The position is advertised to 31 December 2021. The application deadline is noon on Thursday 1st October 2020. Visit the University recruitment page to apply.

Friday, 21 August 2020

The group's research response to COVID-19

This is an update on the group's research response to the COVID-19 pandemic. As an infectious disease group we have been keen to contribute to the international research effort where we could be useful, while recognising the need to continue our research on other important infections where possible.

  • Bugbank. Thanks to a pre-existing collaboration between our group, Public Health England and UK Biobank, we were in a position to help rapidly facilitate COVID-19 research via SARS-CoV-2 PCR-based swab test results. Beginning mid-March, we worked to provide regular (usually weekly) updates of tests results, which were made available to all UK Biobank researchers beginning April 17th. This is one of several resources on COVID-19 linked to UK Biobank. Beginning in May we provided feeds to other cohorts: INTERVAL, COMPARE, Genes & Health and the NIHR BioResource. We provide updates on this work through the project website www.bugbank.uk. We have published a paper describing the dynamic data linkage in Microbial Genomics (press release). Key collaborators in this project are Jacob Armstrong (Big Data Institute) Naomi Allen (UK Biobank) and David Wyllie and Anne Marie O'Connell (Public Health England).
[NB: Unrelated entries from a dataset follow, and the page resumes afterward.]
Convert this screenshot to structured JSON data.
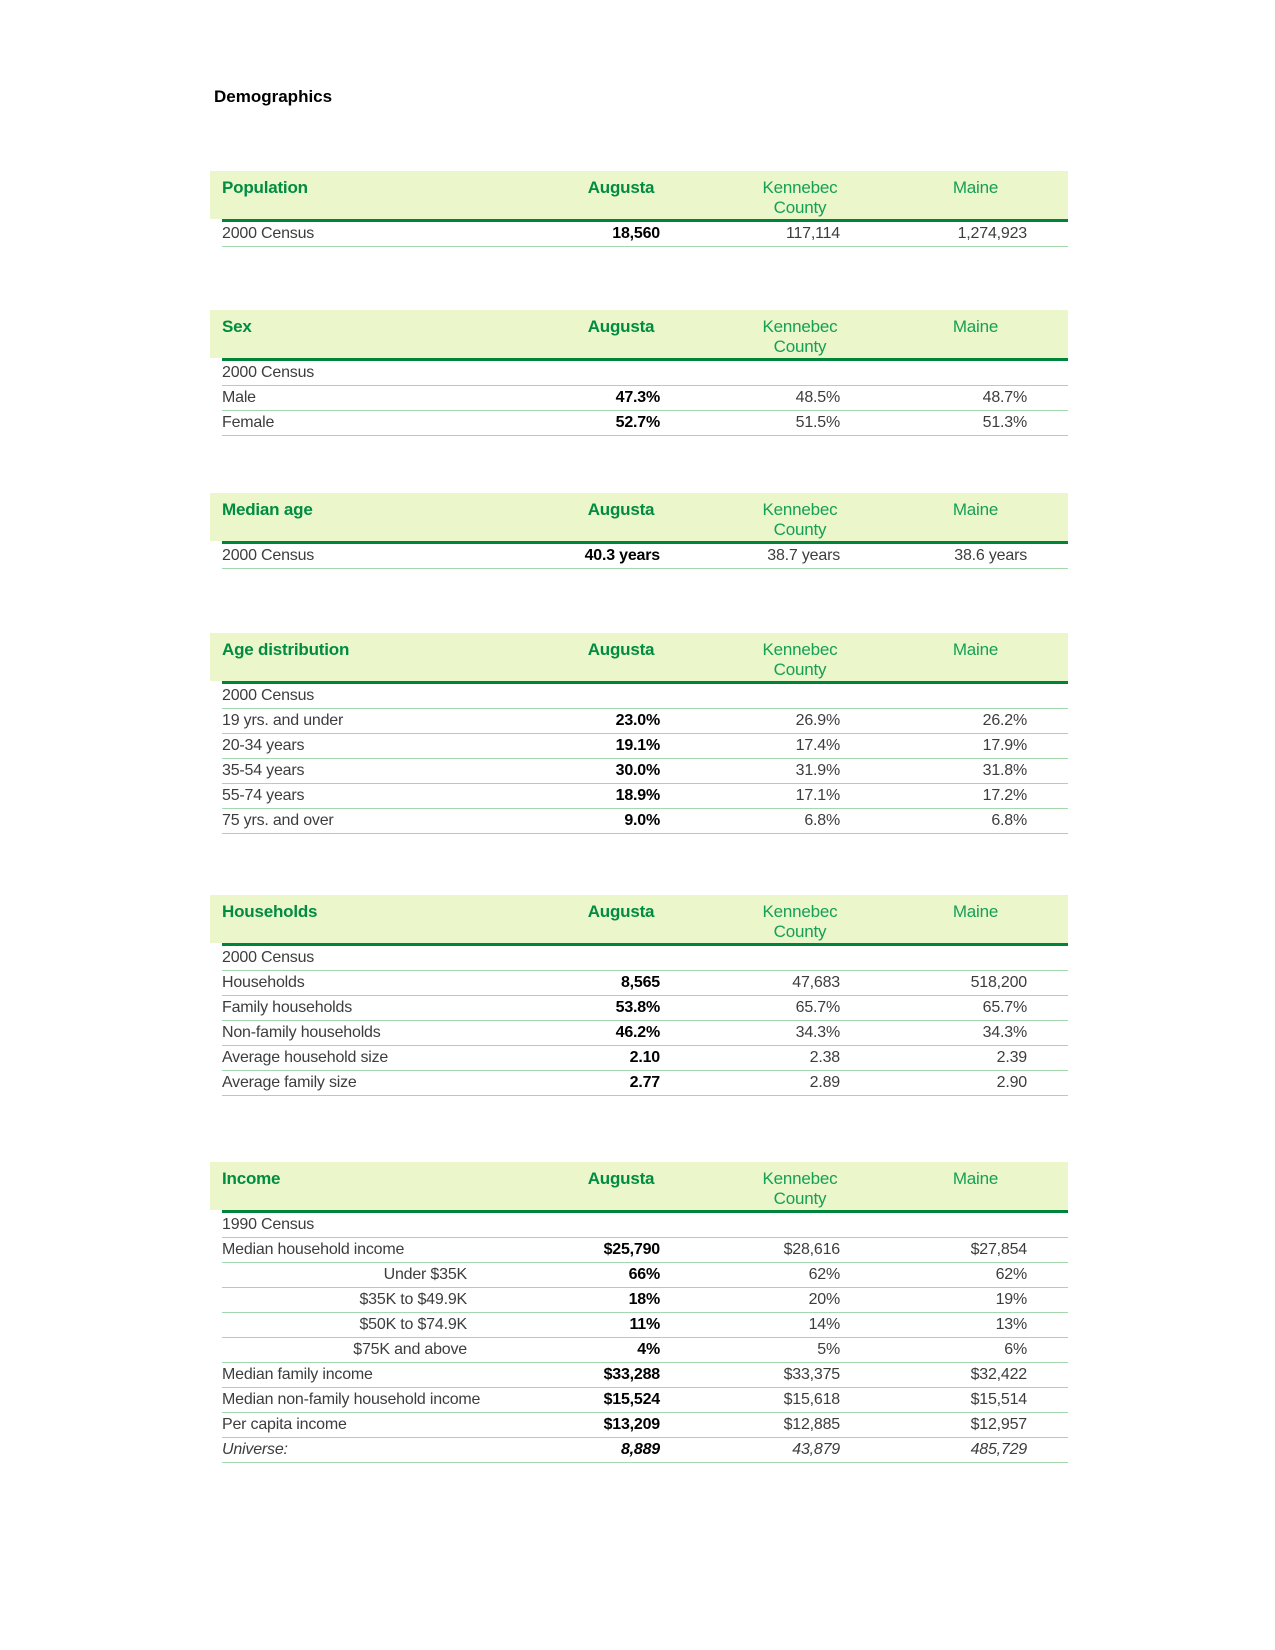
{
  "page": {
    "title": "Demographics"
  },
  "columns": {
    "augusta": "Augusta",
    "county": "Kennebec\nCounty",
    "maine": "Maine"
  },
  "tables": {
    "population": {
      "title": "Population",
      "rows": [
        {
          "label": "2000 Census",
          "augusta": "18,560",
          "county": "117,114",
          "maine": "1,274,923"
        }
      ]
    },
    "sex": {
      "title": "Sex",
      "rows": [
        {
          "label": "2000 Census",
          "augusta": "",
          "county": "",
          "maine": ""
        },
        {
          "label": "Male",
          "augusta": "47.3%",
          "county": "48.5%",
          "maine": "48.7%"
        },
        {
          "label": "Female",
          "augusta": "52.7%",
          "county": "51.5%",
          "maine": "51.3%"
        }
      ]
    },
    "median_age": {
      "title": "Median age",
      "rows": [
        {
          "label": "2000 Census",
          "augusta": "40.3 years",
          "county": "38.7 years",
          "maine": "38.6 years"
        }
      ]
    },
    "age_distribution": {
      "title": "Age distribution",
      "rows": [
        {
          "label": "2000 Census",
          "augusta": "",
          "county": "",
          "maine": ""
        },
        {
          "label": "19 yrs. and under",
          "augusta": "23.0%",
          "county": "26.9%",
          "maine": "26.2%"
        },
        {
          "label": "20-34 years",
          "augusta": "19.1%",
          "county": "17.4%",
          "maine": "17.9%"
        },
        {
          "label": "35-54 years",
          "augusta": "30.0%",
          "county": "31.9%",
          "maine": "31.8%"
        },
        {
          "label": "55-74 years",
          "augusta": "18.9%",
          "county": "17.1%",
          "maine": "17.2%"
        },
        {
          "label": "75 yrs. and over",
          "augusta": "9.0%",
          "county": "6.8%",
          "maine": "6.8%"
        }
      ]
    },
    "households": {
      "title": "Households",
      "rows": [
        {
          "label": "2000 Census",
          "augusta": "",
          "county": "",
          "maine": ""
        },
        {
          "label": "Households",
          "augusta": "8,565",
          "county": "47,683",
          "maine": "518,200"
        },
        {
          "label": "Family households",
          "augusta": "53.8%",
          "county": "65.7%",
          "maine": "65.7%"
        },
        {
          "label": "Non-family households",
          "augusta": "46.2%",
          "county": "34.3%",
          "maine": "34.3%"
        },
        {
          "label": "Average household size",
          "augusta": "2.10",
          "county": "2.38",
          "maine": "2.39"
        },
        {
          "label": "Average family size",
          "augusta": "2.77",
          "county": "2.89",
          "maine": "2.90"
        }
      ]
    },
    "income": {
      "title": "Income",
      "rows": [
        {
          "label": "1990 Census",
          "augusta": "",
          "county": "",
          "maine": ""
        },
        {
          "label": "Median household income",
          "augusta": "$25,790",
          "county": "$28,616",
          "maine": "$27,854"
        },
        {
          "label": "Under $35K",
          "augusta": "66%",
          "county": "62%",
          "maine": "62%"
        },
        {
          "label": "$35K to $49.9K",
          "augusta": "18%",
          "county": "20%",
          "maine": "19%"
        },
        {
          "label": "$50K to $74.9K",
          "augusta": "11%",
          "county": "14%",
          "maine": "13%"
        },
        {
          "label": "$75K and above",
          "augusta": "4%",
          "county": "5%",
          "maine": "6%"
        },
        {
          "label": "Median family income",
          "augusta": "$33,288",
          "county": "$33,375",
          "maine": "$32,422"
        },
        {
          "label": "Median non-family household income",
          "augusta": "$15,524",
          "county": "$15,618",
          "maine": "$15,514"
        },
        {
          "label": "Per capita income",
          "augusta": "$13,209",
          "county": "$12,885",
          "maine": "$12,957"
        },
        {
          "label": "Universe:",
          "augusta": "8,889",
          "county": "43,879",
          "maine": "485,729"
        }
      ]
    }
  }
}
  • Epidemiological risk factors for COVID-19. Graduate student Nicolas Arning and I are developing an approach to quantify the effects of lifestyle and medical risk factors for COVID-19 in the UK Biobank that accounts for inherent uncertainty in which risk factors to consider. The new method employs the harmonic mean p-value, a model-averaging approach for big data that we published previously. We are in the process of evaluating the performance of the approach, comparing it to machine learning, and interpreting the results.

  • Antibody testing for the UK Government. Postdoc Justine Rudkin has been working in the lab with Derrick Crook, Sir John Bell and others to measure the efficacy of antibody tests for the UK Government. They have tested many hundreds of kits to establish the sensitivity and specificity of the tests to help evaluate the utility of a national testing programme. This work was crucial in demonstrating the limitations of early blood-spot based tests, and the credibility of subsequent generations of antibody tests. The work has been published in Wellcome Open Research.


Work on other infections that has continued during the lockdown. Postdoc Sarah Earle continues research into pathogen genetic risk factors for diseases including tuberculosis and meningococcal meningitis, while Steven Lin has continued to pursue work on hepatitis C virus genetics and epidemiology. Many of our close collaborators are infection doctors and they have of course been recalled to clinical duties. Laboratory work in the group has been severely disrupted, particularly several of Justine's Staphylococcus aureus projects. We are keen to pick up on those projects where we left off when the chance arrives.